Tarr’s vision aligns well with Beckett’s famous last words in The Unnamable ( “in the silence you don’t know, you must go on, I can’t go on, I will go on.”). However, Tarr counters the misleadingly triumphant tenor the phrase can take on when presented, as it often is, as a kind of epigram for Beckett’s worldview: to go on is no feat to be applauded, it is not even necessarily desirable, it is simply the burdensome fundamental condition of existence. Both Tarr and Beckett are artists of purgatory, and their differences have less to do with perspective than medium. Writing, for Beckett, mirrors interiority, speaks of wrestling with the seemingly useless, unrelenting, confounding experience of consciousness. The cinema, for Tarr, stages exteriority, observes the mysterious, interdependent relationships between unknowable beings (human or animal) and the seemingly indifferent world that they inhabit and that dictates the confines of their existence.

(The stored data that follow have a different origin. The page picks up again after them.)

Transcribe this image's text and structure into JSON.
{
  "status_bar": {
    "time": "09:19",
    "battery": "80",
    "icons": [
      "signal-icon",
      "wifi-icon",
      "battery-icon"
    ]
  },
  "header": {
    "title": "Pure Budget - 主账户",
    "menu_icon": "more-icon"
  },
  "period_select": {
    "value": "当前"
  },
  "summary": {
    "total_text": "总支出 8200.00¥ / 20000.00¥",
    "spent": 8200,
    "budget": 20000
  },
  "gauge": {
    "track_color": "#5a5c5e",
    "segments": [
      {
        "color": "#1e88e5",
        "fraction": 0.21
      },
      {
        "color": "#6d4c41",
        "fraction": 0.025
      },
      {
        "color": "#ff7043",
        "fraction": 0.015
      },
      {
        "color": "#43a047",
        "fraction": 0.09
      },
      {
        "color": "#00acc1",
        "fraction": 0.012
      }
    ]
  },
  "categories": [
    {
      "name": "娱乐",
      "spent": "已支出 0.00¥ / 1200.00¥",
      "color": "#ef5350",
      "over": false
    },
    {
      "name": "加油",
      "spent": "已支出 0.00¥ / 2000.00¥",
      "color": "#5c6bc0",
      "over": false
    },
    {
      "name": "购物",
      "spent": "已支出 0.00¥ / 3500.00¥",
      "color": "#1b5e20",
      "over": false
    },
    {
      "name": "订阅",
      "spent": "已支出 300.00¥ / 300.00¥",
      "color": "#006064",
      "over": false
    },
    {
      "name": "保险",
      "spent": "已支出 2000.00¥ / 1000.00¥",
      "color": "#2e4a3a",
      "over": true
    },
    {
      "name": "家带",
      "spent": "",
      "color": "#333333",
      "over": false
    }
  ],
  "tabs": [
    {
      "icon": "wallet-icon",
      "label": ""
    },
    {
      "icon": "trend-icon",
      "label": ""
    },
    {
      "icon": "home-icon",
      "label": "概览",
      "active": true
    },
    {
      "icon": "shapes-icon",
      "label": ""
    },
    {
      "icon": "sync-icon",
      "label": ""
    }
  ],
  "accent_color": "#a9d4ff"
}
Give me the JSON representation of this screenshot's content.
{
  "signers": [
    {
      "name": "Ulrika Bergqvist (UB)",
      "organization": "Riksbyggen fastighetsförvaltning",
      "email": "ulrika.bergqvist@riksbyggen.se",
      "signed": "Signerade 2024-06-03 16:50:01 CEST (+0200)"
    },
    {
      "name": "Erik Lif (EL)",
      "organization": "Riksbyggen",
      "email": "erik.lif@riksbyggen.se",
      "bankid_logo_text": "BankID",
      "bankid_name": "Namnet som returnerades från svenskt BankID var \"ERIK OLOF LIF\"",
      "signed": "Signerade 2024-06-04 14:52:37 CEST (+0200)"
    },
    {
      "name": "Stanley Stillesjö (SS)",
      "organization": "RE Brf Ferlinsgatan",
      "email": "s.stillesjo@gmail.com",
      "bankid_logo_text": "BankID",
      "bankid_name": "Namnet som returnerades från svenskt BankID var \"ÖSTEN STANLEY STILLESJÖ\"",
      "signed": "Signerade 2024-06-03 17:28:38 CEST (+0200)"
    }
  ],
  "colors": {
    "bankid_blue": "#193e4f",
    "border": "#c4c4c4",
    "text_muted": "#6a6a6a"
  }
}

Tarr refuses to stage a satisfying apocalyptic finale. In Tarr’s films, even the apocalypse is robbed of its grandiosity and finality, is rendered provisional and uncertain. Every moment is apocalyptic, headed inevitably toward the end, and yet no end arrives. The seventh day is never shown in the film. On the one hand, there is no need to show it. Rationally, we know what will happen. The village is gone. Everyone has vanished. They have no water. Fire won’t burn. At the end of the sixth day, Ohlsdorfer and his daughter sit at their table in darkness, each trying to force down a raw potato. And yet, we see them. In the last shot of his career, Tarr gives us light where there is none. This can hardly be viewed as an uplifting gesture of hope, as it allow us only to witness inevitable suffering longer than we would otherwise be able to. Nonetheless, there is something modestly, even bleakly, affirmative in this simple final gesture, which attests to Tarr’s refusal to deflect uncomfortable truths with a spectacle of finality he doesn’t believe in.